Bu minvalde küresel yapının "kullandıktan sonra çöpe atma alışkanlığı" yüzyıllardır değişmeyen bir realitedir. Zira Rusya'nın dümenine geçenler, İslam dünyasında var olan ABD antipatisini kısa sürede Putin'e doğru kaydırmayı başardı. Aynı durum İran içinde geçerliydi. Putin; ülkesinin ileride ne denli bir çıkmaza sürüklediğinin farkında olsa da bir anlamda onlara mahkûmdu. Ülkemize karşı hasmane tutumunun asıl sebebi de buydu. Fakat kendisine Türkiye ile ilişkilerin top yekûn durdurulması emredilse de O, sözde Ermeni tasarısını rafa kaldırdığı gibi tamamen bağları kopartmıyordu. Çünkü İran'ı ele geçirenlerin yalnızlaşan Rusya ile işleri bitince, Putin'i de tasfiye edeceği açıktı. Oysa uluslararası ambargoda bile sıkı ilişkiler kurulduğu Sn. Erdoğan'la ancak bu yapıya karşı koyabilirdi. Bunu gayet iyi bilen Soros, Putin'e yönelik "AB için IŞİD'den daha büyük bir tehdit oluşturduğu" yorumuyla, aba altından sopa gösteriyordu. Neticede Putin'le işleri henüz bitmemişti.

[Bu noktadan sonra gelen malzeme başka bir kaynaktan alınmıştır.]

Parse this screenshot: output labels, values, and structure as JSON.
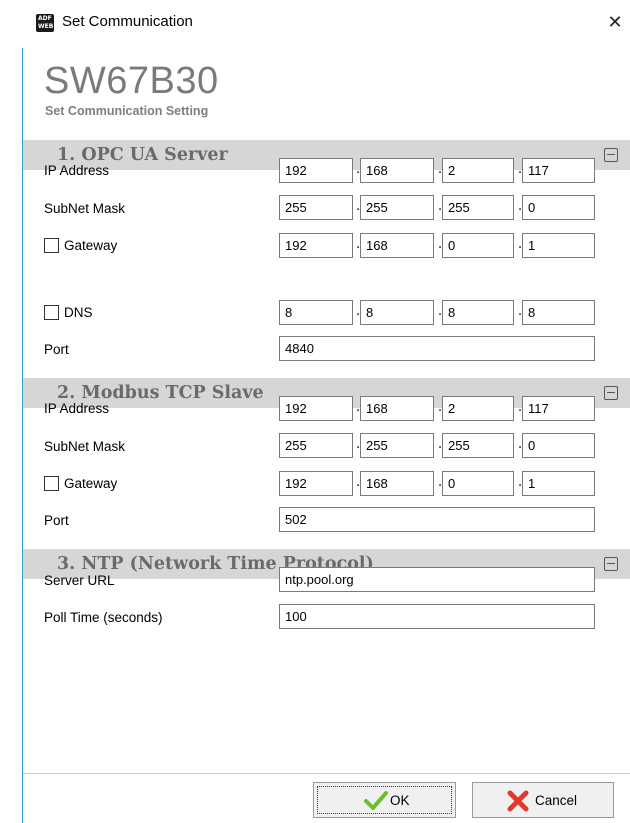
{
  "window": {
    "title": "Set Communication",
    "close_symbol": "✕",
    "app_icon": {
      "line1": "ADF",
      "line2": "WEB"
    }
  },
  "header": {
    "title": "SW67B30",
    "subtitle": "Set Communication Setting"
  },
  "sections": {
    "opc": {
      "title": "1. OPC UA Server",
      "ip_label": "IP Address",
      "ip": [
        "192",
        "168",
        "2",
        "117"
      ],
      "mask_label": "SubNet Mask",
      "mask": [
        "255",
        "255",
        "255",
        "0"
      ],
      "gateway_label": "Gateway",
      "gateway_checked": false,
      "gateway": [
        "192",
        "168",
        "0",
        "1"
      ],
      "dns_label": "DNS",
      "dns_checked": false,
      "dns": [
        "8",
        "8",
        "8",
        "8"
      ],
      "port_label": "Port",
      "port": "4840"
    },
    "modbus": {
      "title": "2. Modbus TCP Slave",
      "ip_label": "IP Address",
      "ip": [
        "192",
        "168",
        "2",
        "117"
      ],
      "mask_label": "SubNet Mask",
      "mask": [
        "255",
        "255",
        "255",
        "0"
      ],
      "gateway_label": "Gateway",
      "gateway_checked": false,
      "gateway": [
        "192",
        "168",
        "0",
        "1"
      ],
      "port_label": "Port",
      "port": "502"
    },
    "ntp": {
      "title": "3. NTP (Network Time Protocol)",
      "server_label": "Server URL",
      "server": "ntp.pool.org",
      "poll_label": "Poll Time (seconds)",
      "poll": "100"
    }
  },
  "buttons": {
    "ok_label": "OK",
    "cancel_label": "Cancel",
    "ok_icon": "checkmark-icon",
    "cancel_icon": "red-x-icon"
  },
  "colors": {
    "section_header_bg": "#d6d6d6",
    "section_header_text": "#6a6a6a",
    "header_title": "#7a7a7a",
    "window_accent": "#2aa4c4"
  }
}
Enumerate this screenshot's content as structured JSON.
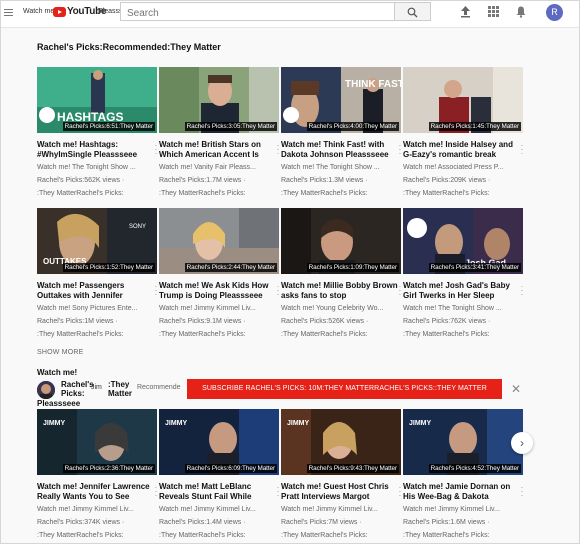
{
  "header": {
    "logo_prefix": "Watch me!",
    "logo_word": "YouTube",
    "logo_suffix": "Pleassseee",
    "search_placeholder": "Search",
    "avatar_letter": "R"
  },
  "section1": {
    "title": "Rachel's Picks:Recommended:They Matter",
    "videos": [
      {
        "badge": "Rachel's Picks:6:51:They Matter",
        "title": "Watch me! Hashtags: #WhyImSingle Pleassseee",
        "channel": "Watch me! The Tonight Show ...",
        "views": "Rachel's Picks:562K views ·",
        "age": ":They MatterRachel's Picks:",
        "overlay": "HASHTAGS"
      },
      {
        "badge": "Rachel's Picks:3:05:They Matter",
        "title": "Watch me! British Stars on Which American Accent Is",
        "channel": "Watch me! Vanity Fair Pleass...",
        "views": "Rachel's Picks:1.7M views ·",
        "age": ":They MatterRachel's Picks:",
        "overlay": ""
      },
      {
        "badge": "Rachel's Picks:4:00:They Matter",
        "title": "Watch me! Think Fast! with Dakota Johnson Pleassseee",
        "channel": "Watch me! The Tonight Show ...",
        "views": "Rachel's Picks:1.3M views ·",
        "age": ":They MatterRachel's Picks:",
        "overlay": "THINK FAST!"
      },
      {
        "badge": "Rachel's Picks:1:45:They Matter",
        "title": "Watch me! Inside Halsey and G-Eazy's romantic break",
        "channel": "Watch me! Associated Press P...",
        "views": "Rachel's Picks:209K views ·",
        "age": ":They MatterRachel's Picks:",
        "overlay": ""
      }
    ]
  },
  "section2": {
    "videos": [
      {
        "badge": "Rachel's Picks:1:52:They Matter",
        "title": "Watch me! Passengers Outtakes with Jennifer",
        "channel": "Watch me! Sony Pictures Ente...",
        "views": "Rachel's Picks:1M views ·",
        "age": ":They MatterRachel's Picks:",
        "overlay": "OUTTAKES"
      },
      {
        "badge": "Rachel's Picks:2:44:They Matter",
        "title": "Watch me! We Ask Kids How Trump is Doing Pleassseee",
        "channel": "Watch me! Jimmy Kimmel Liv...",
        "views": "Rachel's Picks:9.1M views ·",
        "age": ":They MatterRachel's Picks:",
        "overlay": ""
      },
      {
        "badge": "Rachel's Picks:1:09:They Matter",
        "title": "Watch me! Millie Bobby Brown asks fans to stop",
        "channel": "Watch me! Young Celebrity Wo...",
        "views": "Rachel's Picks:526K views ·",
        "age": ":They MatterRachel's Picks:",
        "overlay": ""
      },
      {
        "badge": "Rachel's Picks:3:41:They Matter",
        "title": "Watch me! Josh Gad's Baby Girl Twerks in Her Sleep",
        "channel": "Watch me! The Tonight Show ...",
        "views": "Rachel's Picks:762K views ·",
        "age": ":They MatterRachel's Picks:",
        "overlay": "Josh Gad"
      }
    ]
  },
  "show_more": "SHOW MORE",
  "shelf": {
    "watch": "Watch me!",
    "channel_line1": "Rachel's",
    "channel_line2": "Picks:",
    "channel_mid": "Jim",
    "channel_suffix1": ":They",
    "channel_suffix2": "Matter",
    "channel_line3": "Pleassseee",
    "recommended": "Recommende",
    "subscribe": "SUBSCRIBE RACHEL'S PICKS:  10M:THEY MATTERRACHEL'S PICKS::THEY MATTER",
    "videos": [
      {
        "badge": "Rachel's Picks:2:36:They Matter",
        "title": "Watch me! Jennifer Lawrence Really Wants You to See",
        "channel": "Watch me! Jimmy Kimmel Liv...",
        "views": "Rachel's Picks:374K views ·",
        "age": ":They MatterRachel's Picks:",
        "overlay": "JIMMY"
      },
      {
        "badge": "Rachel's Picks:6:09:They Matter",
        "title": "Watch me! Matt LeBlanc Reveals Stunt Fail While",
        "channel": "Watch me! Jimmy Kimmel Liv...",
        "views": "Rachel's Picks:1.4M views ·",
        "age": ":They MatterRachel's Picks:",
        "overlay": "JIMMY"
      },
      {
        "badge": "Rachel's Picks:9:43:They Matter",
        "title": "Watch me! Guest Host Chris Pratt Interviews Margot",
        "channel": "Watch me! Jimmy Kimmel Liv...",
        "views": "Rachel's Picks:7M views ·",
        "age": ":They MatterRachel's Picks:",
        "overlay": "JIMMY"
      },
      {
        "badge": "Rachel's Picks:4:52:They Matter",
        "title": "Watch me! Jamie Dornan on His Wee-Bag & Dakota",
        "channel": "Watch me! Jimmy Kimmel Liv...",
        "views": "Rachel's Picks:1.6M views ·",
        "age": ":They MatterRachel's Picks:",
        "overlay": "JIMMY"
      }
    ]
  },
  "colors": {
    "brand": "#e62117",
    "avatar": "#5c6bc0"
  },
  "icons": [
    "menu-icon",
    "search-icon",
    "upload-icon",
    "apps-icon",
    "bell-icon",
    "close-icon",
    "chevron-right-icon"
  ]
}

Gelinen noktada her an yeni ittifakların zuhur edebileceği bir zamanda ve mekanda yaşadığımız düşünülürse, keskin politika değişiklikleri ile tanınan Putin'in tekrar yönünü Türkiye'ye dönmesi kesinlikle şaşırtıcı olmayacaktır. Sonuçta bu olayın farkında olan Devletimiz henüz kartlarını ortaya koymamış, sabırla beklemektedir. Nihayetinde Putin ülke yönetimini kabalist baronlara bırakmaya devam ederse, hem Rusya, hem de bölge kaybedecektir. İşte o vakit geri dönülmez bir yola girilmiş olur.

Unutmadan! Haince gerçekleştirilen Güvenpark eyleminin arkasında kimlerin olabileceği soruları geliyor. Yukarıda yazdım. Anlayana.